Towle acknowledges the prices are steep, but notes that many cyclists spend similar amounts on major-label bicycles that don't fit.
"A lot of people spend $2,000 or $3,000 on bikes that fit them terribly," he said. To be sure that R&E's customers don't have the same problem, the company has developed a multistep fitting process that starts with R&E employees taking down customers' measurements, including inseam and arm length, and feeding the data into a proprietary software program. After the software estimates which sizes will fit best, the rider is seated on an adjustable stationary bike, which employees modify until the rider feels comfortable.

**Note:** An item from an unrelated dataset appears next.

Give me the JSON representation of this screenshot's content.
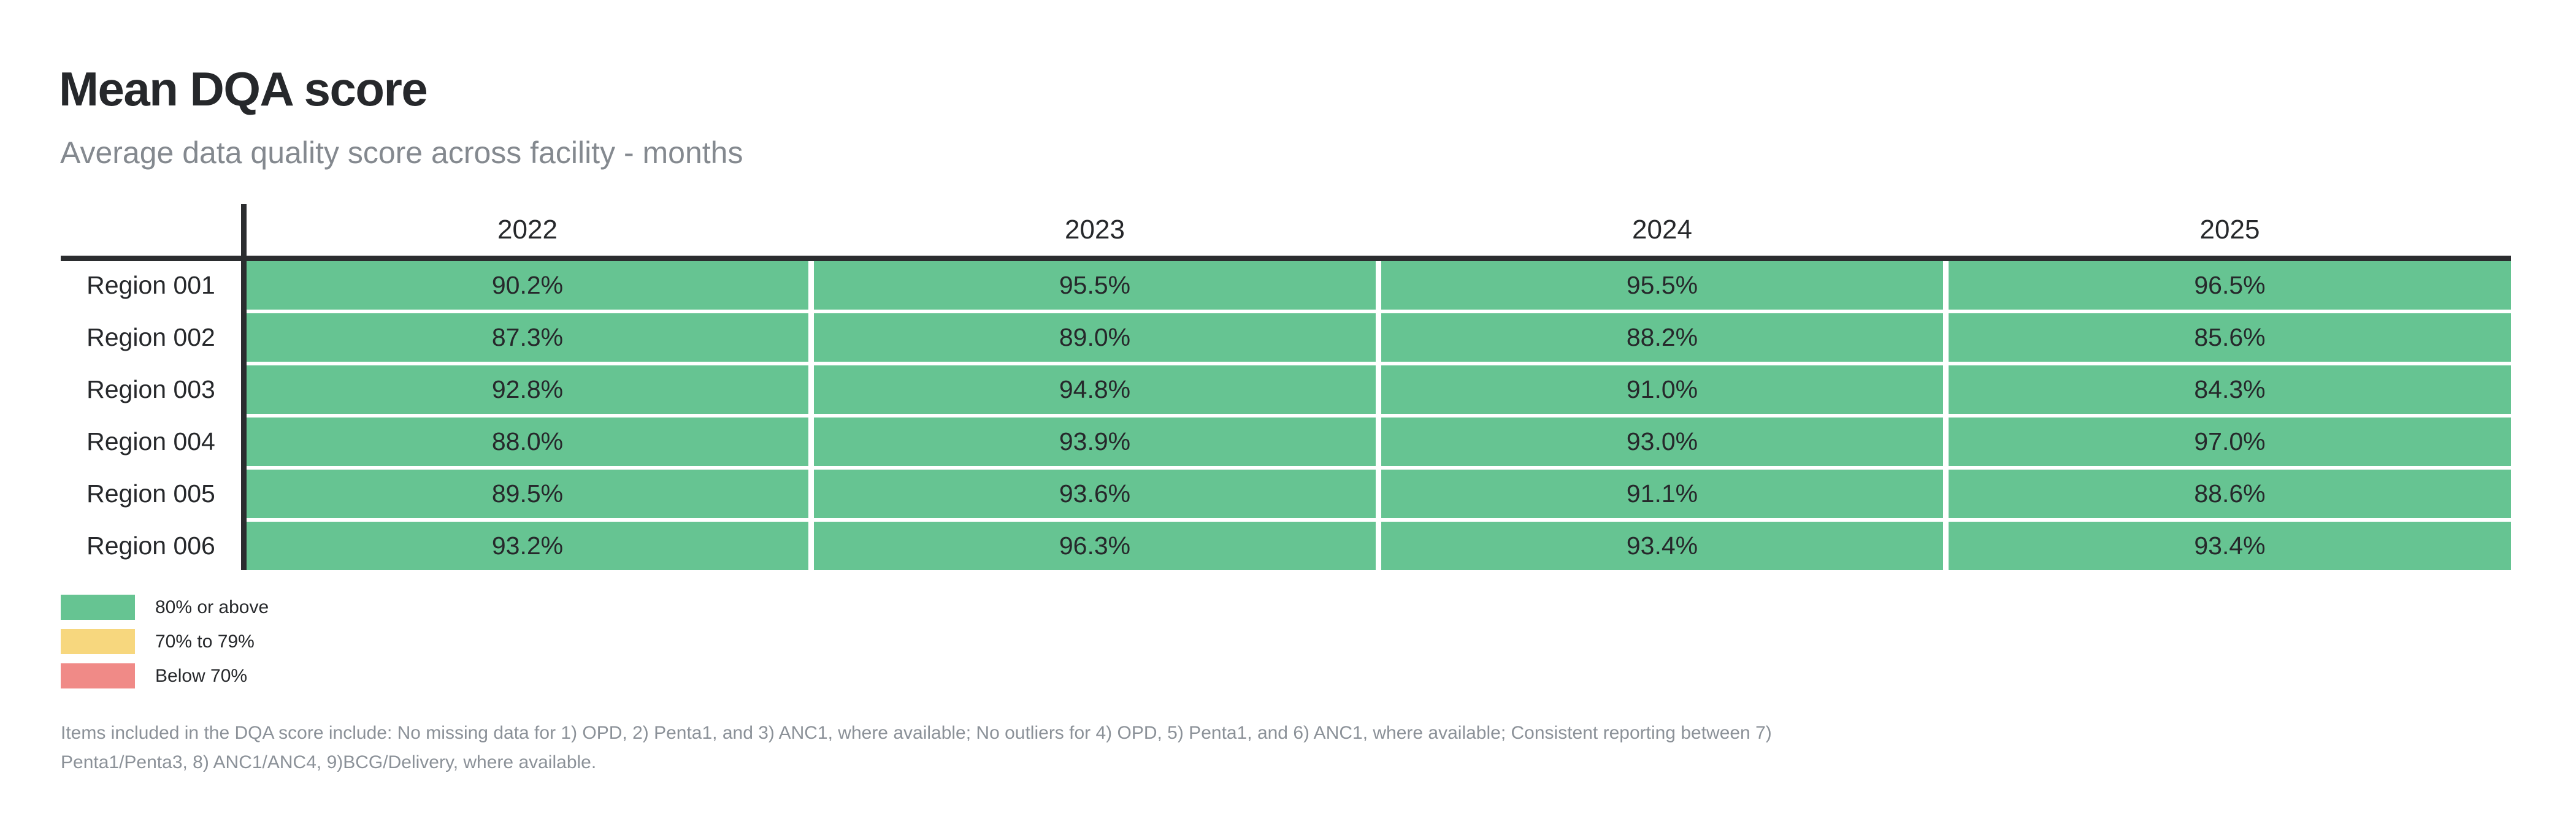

Data from that bike is then fed back into the software, which gives a final size recommendation. "We can fit just about everybody like a glove," Towle said.
The bikes have been a hit among cyclists ranging from triathletes to retirees gearing up for international bike tours, according to Towle. Also, Towle said R&E has a dedicated following among people who commute to work on their bikes, adding that riding to work is becoming increasingly popular.
"With the high fuel prices, we're definitely seeing more commuters," he said. Thanks to the popularity of its Rodriguez bikes, the company's store has stopped carrying most other brands, Towle said, and R&E's annual revenues now consistently top $1 million, with about 25 percent of those coming from R&E's on-site repair shop.
However, transitioning from a custom builder to a larger-scale producer has brought the company some problems. For instance, in the past, R&E customers have sometimes had to wait two or three months for the company to deliver their bikes. The reason: Its manufacturing facility was configured to churn out only one size of bike each month. This created problems when inventories ran low, because customers then had to wait for the factory to make a batch of the size they needed. So Towle set out to find a way to reduce wait times by making production more nimble.
"We had to figure out how to manufacture bikes one at a time, because that's how our customers come in -- one customer can come in at 6-foot-8, while the next one is 5-foot-3." Last winter, R&E completely reconfigured its production with this goal in mind. "I pulled the plug on Nov. 26, and we tore the frame shop completely apart," Towle said.
The end result: a facility that can build 600 bikes a year, up from around 250, and fill most customer orders within two weeks.
While popular bike makers like San Francisco-based Soma Fabrications now make their frames overseas, Towle said it would be impossible for R&E to accomplish its goals with overseas production. Towle, who has had individual parts built in Taiwan, said Taiwanese manufacturers charge a steep fee to set up their equipment for each part they make, which gives companies an incentive to minimize the number of frame sizes they build. "I would have to compromise and combine three sizes into one," he said.
According to Towle, that would hinder R&E's ability to provide customers with a good fit -- and also rob them of what he sees as another core benefit of local production. "You can come down to our shop, shake hands with the guy who is going to build your frame, and feel like you're part of something," he said.